GeoDataspaces: Simplifying Data Management Tasks with Globus

Wednesday, 17 December 2014: 5:45 PM
Tanu Malik, Kyle Chard, Roselyne B Tchoua and Ian Foster, University of Chicago, Chicago, IL, United States
Data and its management are central to modern scientific enterprise. Typically, geoscientists rely on observations and model output data from several disparate sources (file systems, RDBMS, spreadsheets, remote data sources). Integrated data management solutions that provide intuitive semantics and uniform interfaces, irrespective of the kind of data source are, however, lacking. Consequently, geoscientists are left to conduct low-level and time-consuming data management tasks, individually, and repeatedly for discovering each data source, often resulting in errors in handling.

In this talk we will describe how the EarthCube GeoDataspace project is improving this situation for seismologists, hydrologists, and space scientists by simplifying some of the existing data management tasks that arise when developing computational models. We will demonstrate a GeoDataspace, bootstrapped with “geounits”, which are self-contained metadata packages that provide complete description of all data elements associated with a model run, including input/output and parameter files, model executable and any associated libraries.

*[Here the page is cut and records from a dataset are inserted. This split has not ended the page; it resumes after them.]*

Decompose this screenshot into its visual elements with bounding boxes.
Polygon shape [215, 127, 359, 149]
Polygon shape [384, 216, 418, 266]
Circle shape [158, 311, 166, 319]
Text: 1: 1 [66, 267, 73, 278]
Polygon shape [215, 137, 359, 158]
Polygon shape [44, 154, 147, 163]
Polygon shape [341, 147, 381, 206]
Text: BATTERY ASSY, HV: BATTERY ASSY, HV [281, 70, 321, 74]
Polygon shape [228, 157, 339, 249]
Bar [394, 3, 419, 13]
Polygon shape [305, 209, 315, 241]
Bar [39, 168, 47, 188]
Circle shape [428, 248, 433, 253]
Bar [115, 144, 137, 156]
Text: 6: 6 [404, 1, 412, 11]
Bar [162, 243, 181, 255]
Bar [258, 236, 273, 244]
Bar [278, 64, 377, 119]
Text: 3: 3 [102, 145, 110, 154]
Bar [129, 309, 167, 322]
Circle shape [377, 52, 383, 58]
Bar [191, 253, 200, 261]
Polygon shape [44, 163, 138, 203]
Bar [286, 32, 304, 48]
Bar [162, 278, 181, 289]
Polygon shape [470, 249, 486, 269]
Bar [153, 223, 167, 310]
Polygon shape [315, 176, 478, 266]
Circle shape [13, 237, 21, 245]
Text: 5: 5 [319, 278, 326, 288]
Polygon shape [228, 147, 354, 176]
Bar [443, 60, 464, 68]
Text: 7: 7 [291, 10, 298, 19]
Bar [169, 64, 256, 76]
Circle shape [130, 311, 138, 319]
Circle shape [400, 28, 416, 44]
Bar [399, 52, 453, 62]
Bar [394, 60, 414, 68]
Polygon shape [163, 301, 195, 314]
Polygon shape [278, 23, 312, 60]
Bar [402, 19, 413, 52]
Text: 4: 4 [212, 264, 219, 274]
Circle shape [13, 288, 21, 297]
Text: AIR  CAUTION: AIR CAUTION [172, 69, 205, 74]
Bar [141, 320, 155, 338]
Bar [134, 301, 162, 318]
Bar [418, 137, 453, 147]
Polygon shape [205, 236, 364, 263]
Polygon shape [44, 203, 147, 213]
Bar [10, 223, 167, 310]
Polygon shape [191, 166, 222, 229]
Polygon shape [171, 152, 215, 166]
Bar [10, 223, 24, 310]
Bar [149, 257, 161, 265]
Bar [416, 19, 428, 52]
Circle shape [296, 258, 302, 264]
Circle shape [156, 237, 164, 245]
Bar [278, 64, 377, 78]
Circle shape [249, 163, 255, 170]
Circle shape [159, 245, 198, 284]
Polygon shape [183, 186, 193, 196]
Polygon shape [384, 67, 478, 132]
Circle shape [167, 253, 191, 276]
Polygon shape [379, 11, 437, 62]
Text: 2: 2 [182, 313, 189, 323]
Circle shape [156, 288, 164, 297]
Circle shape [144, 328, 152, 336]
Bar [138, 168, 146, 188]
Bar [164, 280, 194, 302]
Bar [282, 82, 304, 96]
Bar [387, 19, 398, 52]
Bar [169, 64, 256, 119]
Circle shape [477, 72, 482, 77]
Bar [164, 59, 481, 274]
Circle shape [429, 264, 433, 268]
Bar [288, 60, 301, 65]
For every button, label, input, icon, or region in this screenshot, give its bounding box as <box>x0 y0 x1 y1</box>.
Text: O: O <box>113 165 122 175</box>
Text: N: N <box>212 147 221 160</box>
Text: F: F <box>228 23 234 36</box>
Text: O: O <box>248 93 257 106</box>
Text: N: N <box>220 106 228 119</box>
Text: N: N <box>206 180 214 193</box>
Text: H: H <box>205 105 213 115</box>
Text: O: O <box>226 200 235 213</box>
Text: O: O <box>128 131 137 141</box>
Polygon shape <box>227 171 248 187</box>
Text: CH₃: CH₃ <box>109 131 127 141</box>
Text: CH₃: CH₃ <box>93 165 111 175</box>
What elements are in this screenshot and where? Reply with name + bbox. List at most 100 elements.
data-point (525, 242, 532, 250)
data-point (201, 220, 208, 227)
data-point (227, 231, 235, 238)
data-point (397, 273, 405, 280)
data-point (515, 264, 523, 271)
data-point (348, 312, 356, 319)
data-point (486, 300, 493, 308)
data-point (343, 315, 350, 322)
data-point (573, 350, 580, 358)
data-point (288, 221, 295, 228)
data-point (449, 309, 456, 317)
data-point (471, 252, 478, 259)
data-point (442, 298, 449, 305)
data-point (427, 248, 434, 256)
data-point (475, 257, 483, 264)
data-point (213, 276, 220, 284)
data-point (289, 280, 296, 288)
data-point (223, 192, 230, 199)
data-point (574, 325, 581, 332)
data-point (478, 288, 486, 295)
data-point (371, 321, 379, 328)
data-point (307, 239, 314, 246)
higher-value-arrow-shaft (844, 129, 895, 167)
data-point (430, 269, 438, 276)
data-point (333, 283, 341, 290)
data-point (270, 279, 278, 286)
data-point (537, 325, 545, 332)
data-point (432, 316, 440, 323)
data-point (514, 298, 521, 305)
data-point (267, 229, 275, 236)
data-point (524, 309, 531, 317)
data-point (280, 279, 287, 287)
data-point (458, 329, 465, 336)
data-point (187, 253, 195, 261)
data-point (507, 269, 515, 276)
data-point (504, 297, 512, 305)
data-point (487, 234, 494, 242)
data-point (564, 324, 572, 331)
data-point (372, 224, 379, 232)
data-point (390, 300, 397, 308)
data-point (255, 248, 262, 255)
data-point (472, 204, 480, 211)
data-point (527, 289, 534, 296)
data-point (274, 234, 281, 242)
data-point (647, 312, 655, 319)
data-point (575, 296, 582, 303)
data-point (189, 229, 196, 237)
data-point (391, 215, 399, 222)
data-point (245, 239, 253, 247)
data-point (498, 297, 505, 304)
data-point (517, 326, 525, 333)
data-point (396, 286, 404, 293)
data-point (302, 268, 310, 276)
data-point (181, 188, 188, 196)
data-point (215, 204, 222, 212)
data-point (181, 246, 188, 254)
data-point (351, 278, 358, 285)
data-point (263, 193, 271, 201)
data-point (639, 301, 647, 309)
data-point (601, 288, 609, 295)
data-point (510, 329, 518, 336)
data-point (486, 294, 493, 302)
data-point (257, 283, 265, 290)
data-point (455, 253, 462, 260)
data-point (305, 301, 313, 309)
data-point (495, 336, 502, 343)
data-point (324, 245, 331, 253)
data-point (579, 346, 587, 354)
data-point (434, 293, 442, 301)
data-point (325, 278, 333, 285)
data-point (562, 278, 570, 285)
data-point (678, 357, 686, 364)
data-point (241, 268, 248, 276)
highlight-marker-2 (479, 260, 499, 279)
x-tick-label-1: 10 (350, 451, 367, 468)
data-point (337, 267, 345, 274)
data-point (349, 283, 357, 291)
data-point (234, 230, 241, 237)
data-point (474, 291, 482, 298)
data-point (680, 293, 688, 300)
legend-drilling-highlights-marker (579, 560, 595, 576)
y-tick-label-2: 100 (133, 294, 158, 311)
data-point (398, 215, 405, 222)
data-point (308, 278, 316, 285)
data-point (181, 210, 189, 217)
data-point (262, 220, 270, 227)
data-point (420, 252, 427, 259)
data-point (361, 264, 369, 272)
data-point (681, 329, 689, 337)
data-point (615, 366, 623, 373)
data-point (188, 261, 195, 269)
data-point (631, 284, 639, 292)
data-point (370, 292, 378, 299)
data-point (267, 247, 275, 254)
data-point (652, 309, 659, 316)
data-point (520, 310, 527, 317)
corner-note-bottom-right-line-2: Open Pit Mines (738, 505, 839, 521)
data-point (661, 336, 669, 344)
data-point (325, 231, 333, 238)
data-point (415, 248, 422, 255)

Geounits link raw and derived data as well as associating provenance information describing how data was derived. We will discuss challenges in establishing geounits and describe machine learning and human annotation approaches that can be used for extracting and associating ad hoc and unstructured scientific metadata hidden in binary formats with data resources and models. We will show how geounits can improve search and discoverability of data associated with model runs. To support this model, we will describe efforts related towards creating a scalable metadata catalog that helps to maintain, search and discover geounits within the Globus network of accessible endpoints. This talk will focus on the issue of creating comprehensive personal inventories of data assets for computational geoscientists, and describe a publishing mechanism, which can be used to feed into national, international, or thematic discovery portals.